• Tidak ada hasil yang ditemukan

TINJAUAN PUSTAKA

3. Anak Jalanan

1.1. Latar Belakang

Anak jalanan, anak gelandangan, atau kadang disebut juga anak mandiri, sesungguhnya adalah anak-anak yang tersisih, marginal, dan terasingkan dari perilaku kasih sayang. Hal ini di buktikan karena kebanyakan dalam usia yang relatif dini, mereka sudah harus berhadapan dengan lingkungan kota yang tidak kondusif dan bahkan sangat tidak bersahabat. Alasan anak jalanan yang mengatakan bahwa tinggal di jalanan adalah sekedar untuk menghilangkan rasa lapar dan keterpaksaan untuk membantu keluarga tampaknya secara rasional kurang atau bahkan tidak dapat di terima oleh masyarakat umum (Suyatno, 2010).

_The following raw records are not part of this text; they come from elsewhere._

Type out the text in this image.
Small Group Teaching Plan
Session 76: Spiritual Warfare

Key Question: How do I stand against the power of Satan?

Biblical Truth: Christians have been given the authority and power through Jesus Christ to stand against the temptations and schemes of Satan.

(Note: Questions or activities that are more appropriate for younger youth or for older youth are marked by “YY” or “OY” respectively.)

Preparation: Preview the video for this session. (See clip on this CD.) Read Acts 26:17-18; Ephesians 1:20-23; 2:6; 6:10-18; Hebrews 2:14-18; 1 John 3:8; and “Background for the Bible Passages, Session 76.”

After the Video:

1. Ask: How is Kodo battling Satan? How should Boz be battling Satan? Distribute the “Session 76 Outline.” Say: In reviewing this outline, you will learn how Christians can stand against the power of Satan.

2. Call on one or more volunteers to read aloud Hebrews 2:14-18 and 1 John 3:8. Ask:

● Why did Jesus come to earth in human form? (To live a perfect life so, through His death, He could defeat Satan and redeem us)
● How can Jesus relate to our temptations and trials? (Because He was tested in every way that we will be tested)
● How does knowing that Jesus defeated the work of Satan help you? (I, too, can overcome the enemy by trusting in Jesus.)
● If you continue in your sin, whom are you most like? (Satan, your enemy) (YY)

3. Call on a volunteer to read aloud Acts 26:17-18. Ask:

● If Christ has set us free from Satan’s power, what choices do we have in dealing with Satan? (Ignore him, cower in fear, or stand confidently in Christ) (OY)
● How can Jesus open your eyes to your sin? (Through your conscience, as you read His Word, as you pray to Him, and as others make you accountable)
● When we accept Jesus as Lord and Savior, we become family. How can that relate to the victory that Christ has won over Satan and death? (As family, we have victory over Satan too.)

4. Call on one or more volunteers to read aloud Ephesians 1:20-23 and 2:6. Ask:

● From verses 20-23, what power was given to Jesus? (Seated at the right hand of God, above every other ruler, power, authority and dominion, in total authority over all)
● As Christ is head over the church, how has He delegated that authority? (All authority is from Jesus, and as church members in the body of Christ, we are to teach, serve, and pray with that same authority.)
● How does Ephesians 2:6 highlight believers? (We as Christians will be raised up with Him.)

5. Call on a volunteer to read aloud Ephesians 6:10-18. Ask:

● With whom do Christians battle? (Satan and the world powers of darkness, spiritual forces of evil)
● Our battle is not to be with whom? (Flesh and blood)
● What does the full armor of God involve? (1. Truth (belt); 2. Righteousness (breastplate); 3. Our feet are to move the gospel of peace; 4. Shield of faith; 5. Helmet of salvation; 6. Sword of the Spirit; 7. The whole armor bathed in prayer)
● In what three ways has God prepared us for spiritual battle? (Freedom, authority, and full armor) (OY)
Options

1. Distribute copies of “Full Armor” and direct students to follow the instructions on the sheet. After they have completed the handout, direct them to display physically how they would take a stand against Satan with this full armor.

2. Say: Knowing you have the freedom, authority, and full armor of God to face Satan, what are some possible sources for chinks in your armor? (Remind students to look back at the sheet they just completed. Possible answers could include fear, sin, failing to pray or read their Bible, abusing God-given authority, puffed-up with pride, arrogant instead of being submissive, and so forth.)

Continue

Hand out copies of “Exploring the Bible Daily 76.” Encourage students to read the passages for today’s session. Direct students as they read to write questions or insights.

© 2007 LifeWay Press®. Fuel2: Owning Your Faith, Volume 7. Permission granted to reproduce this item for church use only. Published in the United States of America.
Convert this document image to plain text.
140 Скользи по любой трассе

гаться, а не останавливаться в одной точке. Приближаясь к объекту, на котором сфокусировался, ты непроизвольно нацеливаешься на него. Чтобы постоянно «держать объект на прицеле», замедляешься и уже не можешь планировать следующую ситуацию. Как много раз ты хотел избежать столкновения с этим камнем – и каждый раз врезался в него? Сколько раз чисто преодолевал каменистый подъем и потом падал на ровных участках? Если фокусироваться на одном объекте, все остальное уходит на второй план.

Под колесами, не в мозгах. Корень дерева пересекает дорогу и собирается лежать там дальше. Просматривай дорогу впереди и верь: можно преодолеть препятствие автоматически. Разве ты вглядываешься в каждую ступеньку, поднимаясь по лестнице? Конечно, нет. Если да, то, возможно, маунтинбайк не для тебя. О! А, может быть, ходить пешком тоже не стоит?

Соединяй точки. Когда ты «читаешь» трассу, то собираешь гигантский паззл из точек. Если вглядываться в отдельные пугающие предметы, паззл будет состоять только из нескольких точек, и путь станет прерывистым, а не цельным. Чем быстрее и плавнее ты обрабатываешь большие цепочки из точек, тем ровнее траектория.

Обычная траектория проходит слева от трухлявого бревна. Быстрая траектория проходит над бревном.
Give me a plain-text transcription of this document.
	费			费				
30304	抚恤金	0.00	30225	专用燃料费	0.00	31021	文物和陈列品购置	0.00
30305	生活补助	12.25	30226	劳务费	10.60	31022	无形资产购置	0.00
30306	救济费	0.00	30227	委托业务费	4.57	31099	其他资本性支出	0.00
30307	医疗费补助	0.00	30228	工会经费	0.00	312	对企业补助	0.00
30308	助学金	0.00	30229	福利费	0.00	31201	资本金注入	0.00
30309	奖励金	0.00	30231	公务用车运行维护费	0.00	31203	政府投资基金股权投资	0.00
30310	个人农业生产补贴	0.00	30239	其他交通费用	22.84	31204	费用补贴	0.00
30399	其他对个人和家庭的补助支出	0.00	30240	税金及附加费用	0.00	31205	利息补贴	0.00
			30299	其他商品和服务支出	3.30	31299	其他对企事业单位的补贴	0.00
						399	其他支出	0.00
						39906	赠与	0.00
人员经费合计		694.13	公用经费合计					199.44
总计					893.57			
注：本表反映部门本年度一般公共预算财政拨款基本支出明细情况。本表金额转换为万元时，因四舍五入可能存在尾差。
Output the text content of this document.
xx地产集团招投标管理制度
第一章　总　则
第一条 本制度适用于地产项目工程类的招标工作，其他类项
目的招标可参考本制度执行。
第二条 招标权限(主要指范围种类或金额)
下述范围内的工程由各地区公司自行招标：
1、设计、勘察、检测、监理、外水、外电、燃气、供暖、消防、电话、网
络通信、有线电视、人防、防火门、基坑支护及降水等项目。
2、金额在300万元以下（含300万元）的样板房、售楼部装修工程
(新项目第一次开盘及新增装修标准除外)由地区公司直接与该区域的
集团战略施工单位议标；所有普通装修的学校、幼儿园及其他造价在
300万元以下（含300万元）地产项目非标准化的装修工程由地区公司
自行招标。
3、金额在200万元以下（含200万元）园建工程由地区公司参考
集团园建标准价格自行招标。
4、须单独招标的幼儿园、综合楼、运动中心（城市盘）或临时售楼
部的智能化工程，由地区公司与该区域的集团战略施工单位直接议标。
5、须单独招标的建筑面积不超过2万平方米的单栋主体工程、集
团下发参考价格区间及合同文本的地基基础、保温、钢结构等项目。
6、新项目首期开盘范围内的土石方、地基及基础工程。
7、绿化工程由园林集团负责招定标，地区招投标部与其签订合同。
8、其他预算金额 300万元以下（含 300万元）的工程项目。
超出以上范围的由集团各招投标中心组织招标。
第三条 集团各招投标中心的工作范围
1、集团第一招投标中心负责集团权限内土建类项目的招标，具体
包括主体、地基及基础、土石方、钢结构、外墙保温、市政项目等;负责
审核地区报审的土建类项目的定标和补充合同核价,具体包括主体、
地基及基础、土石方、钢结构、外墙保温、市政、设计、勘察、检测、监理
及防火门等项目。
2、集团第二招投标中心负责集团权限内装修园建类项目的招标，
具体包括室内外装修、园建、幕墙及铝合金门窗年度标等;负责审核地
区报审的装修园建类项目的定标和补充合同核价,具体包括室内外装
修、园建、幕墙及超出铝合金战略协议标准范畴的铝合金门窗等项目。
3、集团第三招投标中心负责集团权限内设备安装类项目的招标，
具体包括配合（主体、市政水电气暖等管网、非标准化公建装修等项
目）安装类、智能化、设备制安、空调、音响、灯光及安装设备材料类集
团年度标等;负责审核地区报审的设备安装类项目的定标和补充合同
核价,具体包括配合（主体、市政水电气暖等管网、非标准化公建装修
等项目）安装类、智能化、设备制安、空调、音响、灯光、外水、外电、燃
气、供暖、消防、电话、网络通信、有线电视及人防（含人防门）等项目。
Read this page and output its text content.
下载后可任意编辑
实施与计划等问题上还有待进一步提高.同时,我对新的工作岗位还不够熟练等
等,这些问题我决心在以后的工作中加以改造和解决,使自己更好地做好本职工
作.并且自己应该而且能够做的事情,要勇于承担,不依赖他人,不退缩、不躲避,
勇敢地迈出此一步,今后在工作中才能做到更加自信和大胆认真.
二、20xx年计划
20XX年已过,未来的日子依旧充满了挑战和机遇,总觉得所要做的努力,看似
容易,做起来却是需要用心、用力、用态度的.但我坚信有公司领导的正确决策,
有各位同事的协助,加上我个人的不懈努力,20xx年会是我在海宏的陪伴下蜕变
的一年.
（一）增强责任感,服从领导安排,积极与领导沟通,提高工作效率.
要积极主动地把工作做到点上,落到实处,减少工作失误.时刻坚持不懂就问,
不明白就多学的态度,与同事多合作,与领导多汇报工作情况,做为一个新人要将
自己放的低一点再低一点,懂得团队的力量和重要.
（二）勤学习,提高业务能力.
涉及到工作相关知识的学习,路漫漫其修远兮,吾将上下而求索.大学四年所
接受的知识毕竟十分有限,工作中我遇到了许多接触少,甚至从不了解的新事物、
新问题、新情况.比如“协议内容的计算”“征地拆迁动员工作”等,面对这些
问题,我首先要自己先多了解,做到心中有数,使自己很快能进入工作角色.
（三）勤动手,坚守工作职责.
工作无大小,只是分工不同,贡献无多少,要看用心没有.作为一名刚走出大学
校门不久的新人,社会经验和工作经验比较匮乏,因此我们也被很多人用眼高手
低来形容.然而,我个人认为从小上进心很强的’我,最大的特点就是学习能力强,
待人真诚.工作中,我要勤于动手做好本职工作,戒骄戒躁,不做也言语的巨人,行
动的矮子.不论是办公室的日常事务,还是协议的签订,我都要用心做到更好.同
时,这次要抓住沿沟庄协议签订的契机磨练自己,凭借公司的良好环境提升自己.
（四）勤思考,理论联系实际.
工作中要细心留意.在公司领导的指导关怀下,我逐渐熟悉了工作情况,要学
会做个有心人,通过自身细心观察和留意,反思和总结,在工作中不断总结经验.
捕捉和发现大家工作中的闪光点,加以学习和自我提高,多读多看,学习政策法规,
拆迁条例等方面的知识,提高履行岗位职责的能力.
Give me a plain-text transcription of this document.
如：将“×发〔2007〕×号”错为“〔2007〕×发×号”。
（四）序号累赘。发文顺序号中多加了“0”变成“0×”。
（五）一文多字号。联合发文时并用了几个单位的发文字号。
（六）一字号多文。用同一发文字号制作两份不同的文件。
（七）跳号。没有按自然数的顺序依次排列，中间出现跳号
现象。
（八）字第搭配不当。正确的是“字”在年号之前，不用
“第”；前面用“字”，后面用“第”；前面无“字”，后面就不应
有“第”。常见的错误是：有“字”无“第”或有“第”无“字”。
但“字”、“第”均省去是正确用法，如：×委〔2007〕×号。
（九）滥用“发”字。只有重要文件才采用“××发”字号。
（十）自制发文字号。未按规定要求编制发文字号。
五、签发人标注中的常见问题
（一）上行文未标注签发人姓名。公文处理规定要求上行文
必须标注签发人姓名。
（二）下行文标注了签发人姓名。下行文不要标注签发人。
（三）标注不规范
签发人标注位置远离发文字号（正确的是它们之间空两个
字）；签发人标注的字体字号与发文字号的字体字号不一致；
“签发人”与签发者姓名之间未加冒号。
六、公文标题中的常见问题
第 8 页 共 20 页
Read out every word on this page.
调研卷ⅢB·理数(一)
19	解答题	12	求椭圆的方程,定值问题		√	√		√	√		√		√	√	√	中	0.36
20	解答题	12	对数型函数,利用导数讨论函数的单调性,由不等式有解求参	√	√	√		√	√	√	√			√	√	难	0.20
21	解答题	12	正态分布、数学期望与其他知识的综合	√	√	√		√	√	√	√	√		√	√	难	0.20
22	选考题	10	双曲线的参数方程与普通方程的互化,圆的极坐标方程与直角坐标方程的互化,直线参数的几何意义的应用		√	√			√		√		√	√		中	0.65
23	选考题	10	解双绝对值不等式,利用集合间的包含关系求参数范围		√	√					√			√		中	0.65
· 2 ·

Masalah anak jalanan adalah masalah sosial bersama yang sulit terpecahkan dan menjadi problem klasik negara berkembang. Banyak sisi negative terkait dengan keberadaan anak jalanan, di sisi lain anak jalanan sendiri sebenarnya memiliki masalah yang berat dan membuat miris (Diah, 2010).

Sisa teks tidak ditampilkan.